The sessions introduced students to some of the Fellowship’s core tenets: “high ground” policy formulation and advocacy that keeps patients and populations in the foreground, the relationship between policy and politics, the importance of evidence and problems associated with bias, and building relationships with policy makers and influencers. The virtual meetings included an admixture of presentation and discussion, with the students using these new concepts to think and talk through a range of policy issues including debt forgiveness, climate change and funding of graduate medical education.
Alexandra Fountaine, OMS-I at Ohio University Heritage College of Osteopathic Medicine, Dublin campus, found the January sessions to be valuable in differentiating between stakeholder and patient advocacy. She notes, “The sessions helped me to acknowledge any personal biases I may hold when advocating for my patients in the future.” Charleston Henry West, OMS-III at the University of the Incarnate Word School of Osteopathic Medicine in San Antonio, TX, said that the sessions helped him “to start looking at healthcare through a different lens,” adding that “I learned there’s more than one way to provide for my patients.”

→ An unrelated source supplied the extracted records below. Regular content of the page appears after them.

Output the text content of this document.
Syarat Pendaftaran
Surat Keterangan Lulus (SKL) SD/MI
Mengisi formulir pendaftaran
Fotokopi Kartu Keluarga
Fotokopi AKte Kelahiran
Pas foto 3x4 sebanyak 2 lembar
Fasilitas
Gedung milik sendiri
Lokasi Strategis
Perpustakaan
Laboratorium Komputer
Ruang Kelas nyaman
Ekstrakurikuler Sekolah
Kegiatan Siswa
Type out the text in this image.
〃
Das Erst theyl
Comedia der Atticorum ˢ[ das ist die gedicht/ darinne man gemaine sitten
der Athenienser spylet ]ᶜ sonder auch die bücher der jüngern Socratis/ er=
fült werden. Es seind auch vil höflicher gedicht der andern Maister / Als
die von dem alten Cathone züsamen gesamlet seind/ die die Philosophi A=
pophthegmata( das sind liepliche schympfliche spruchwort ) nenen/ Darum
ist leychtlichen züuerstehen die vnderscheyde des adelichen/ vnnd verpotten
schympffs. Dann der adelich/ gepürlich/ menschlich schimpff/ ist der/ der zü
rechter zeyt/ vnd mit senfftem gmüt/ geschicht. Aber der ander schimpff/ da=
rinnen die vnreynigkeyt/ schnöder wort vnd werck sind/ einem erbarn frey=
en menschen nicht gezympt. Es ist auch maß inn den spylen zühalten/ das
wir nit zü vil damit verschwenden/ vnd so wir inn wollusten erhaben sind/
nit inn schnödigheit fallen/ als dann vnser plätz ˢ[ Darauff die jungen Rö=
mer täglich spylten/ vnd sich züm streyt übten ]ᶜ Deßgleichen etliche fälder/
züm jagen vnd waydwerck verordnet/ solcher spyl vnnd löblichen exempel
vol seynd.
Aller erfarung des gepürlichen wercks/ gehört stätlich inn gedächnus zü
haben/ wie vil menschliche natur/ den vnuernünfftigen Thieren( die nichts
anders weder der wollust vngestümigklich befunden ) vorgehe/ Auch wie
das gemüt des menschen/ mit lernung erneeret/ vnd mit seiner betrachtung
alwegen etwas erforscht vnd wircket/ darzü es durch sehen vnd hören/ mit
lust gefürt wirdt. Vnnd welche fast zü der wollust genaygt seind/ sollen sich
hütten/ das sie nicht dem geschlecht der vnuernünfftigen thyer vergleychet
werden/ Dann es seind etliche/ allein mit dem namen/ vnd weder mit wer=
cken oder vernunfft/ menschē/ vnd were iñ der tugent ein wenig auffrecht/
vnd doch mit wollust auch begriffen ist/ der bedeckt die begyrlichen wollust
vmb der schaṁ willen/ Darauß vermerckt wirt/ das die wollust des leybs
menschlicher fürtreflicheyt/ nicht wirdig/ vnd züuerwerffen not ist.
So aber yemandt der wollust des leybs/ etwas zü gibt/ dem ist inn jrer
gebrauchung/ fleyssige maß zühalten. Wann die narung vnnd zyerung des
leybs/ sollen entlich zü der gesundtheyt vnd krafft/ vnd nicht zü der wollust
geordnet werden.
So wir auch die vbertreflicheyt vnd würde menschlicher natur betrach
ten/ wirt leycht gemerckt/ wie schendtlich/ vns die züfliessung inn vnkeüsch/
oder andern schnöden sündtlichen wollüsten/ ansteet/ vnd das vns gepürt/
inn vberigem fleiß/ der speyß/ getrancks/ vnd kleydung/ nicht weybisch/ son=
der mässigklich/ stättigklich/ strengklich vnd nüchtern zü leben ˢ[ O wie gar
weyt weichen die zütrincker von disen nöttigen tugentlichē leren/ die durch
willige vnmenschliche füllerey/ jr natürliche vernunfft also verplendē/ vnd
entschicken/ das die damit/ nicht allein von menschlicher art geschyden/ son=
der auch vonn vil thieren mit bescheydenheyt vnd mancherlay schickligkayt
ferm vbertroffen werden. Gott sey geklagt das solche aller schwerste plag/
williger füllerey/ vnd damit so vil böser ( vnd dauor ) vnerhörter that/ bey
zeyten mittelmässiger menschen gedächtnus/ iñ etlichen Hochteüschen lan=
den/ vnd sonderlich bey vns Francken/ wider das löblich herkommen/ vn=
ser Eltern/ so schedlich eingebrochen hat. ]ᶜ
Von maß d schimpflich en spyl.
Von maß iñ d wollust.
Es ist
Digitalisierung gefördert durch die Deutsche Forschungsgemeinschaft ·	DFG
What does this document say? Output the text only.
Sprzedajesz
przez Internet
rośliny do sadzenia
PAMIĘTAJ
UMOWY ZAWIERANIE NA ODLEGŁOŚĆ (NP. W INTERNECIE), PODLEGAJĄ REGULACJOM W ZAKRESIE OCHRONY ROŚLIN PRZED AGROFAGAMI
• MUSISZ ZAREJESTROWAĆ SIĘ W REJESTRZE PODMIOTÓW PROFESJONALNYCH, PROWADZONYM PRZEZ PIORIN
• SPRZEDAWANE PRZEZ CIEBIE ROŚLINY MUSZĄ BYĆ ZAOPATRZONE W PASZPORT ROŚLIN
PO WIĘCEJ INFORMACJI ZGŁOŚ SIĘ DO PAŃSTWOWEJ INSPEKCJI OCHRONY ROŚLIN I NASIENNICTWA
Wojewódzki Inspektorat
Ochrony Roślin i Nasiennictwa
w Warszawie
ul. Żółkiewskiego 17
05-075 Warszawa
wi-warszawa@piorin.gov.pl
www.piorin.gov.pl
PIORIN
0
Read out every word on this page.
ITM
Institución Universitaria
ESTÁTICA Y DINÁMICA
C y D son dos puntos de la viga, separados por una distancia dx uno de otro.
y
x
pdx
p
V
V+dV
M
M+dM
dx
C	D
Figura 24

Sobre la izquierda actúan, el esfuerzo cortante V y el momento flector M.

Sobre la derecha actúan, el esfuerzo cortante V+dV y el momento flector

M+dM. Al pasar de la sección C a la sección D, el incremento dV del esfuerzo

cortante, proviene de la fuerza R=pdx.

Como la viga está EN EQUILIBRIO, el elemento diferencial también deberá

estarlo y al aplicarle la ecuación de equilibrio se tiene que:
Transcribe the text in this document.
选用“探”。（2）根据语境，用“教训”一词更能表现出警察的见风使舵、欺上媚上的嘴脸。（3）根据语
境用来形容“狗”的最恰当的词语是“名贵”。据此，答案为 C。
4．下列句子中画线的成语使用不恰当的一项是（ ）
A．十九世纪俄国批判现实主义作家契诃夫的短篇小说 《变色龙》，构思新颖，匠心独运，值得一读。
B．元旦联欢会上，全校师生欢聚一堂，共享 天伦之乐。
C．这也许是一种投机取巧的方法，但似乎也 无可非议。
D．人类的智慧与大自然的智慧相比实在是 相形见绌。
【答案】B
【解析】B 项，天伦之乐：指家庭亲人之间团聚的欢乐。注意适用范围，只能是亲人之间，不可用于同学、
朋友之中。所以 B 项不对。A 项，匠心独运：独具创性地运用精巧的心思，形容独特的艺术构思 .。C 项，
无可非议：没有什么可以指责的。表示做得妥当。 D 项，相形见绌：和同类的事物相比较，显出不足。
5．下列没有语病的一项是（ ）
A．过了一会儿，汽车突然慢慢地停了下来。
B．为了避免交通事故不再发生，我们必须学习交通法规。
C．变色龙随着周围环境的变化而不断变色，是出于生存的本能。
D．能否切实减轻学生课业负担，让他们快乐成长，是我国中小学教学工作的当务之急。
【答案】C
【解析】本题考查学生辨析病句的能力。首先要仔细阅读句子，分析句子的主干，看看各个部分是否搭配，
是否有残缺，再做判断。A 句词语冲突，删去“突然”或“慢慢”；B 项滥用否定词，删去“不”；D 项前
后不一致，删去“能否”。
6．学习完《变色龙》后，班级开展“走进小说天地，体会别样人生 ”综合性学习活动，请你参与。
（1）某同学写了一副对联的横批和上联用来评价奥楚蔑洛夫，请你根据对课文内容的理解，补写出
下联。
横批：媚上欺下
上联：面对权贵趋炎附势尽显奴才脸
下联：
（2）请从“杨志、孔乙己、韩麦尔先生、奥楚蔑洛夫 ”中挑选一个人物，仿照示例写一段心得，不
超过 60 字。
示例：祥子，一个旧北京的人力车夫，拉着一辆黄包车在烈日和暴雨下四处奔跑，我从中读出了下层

According to Catherine Johnson, OMS-I at Chicago College of Osteopathic Medicine of Midwestern University, “It was awesome to hear students from osteopathic medical schools all over the country speak to the problems facing their communities and start to work through solutions from the policy perspective. OHPF gave me the resources to continue educating myself on institution-specific, local, state and federal policy that will shape my future practice.”
As the OHPF prepares for in-person sessions again in 2021-2022, plans also include engagement with undergraduate osteopathic medical students when Fellowship sessions are held on their campus. Engaging students is part of a larger vision that looks to create an integrated series of policy experiences spanning undergraduate medical education, residency, mid-career health professionals and alumni of the Fellowship. This vision is motivated by a key lesson from the pandemic, namely that the profession needs to be thinking in a more longitudinal manner and to seize upon windows of opportunity when conditions are ripe for principled policy change. By introducing health policy training earlier, students will be prepared to identify areas that need to be addressed and begin to think more concretely about what role they could play in policy formulation, analysis and advocacy. Such engagement could also be a thread that unites students across the country. As Fountaine adds, the sessions helped her to “make connections with students from other schools, all of whom I look forward to working with in the future.”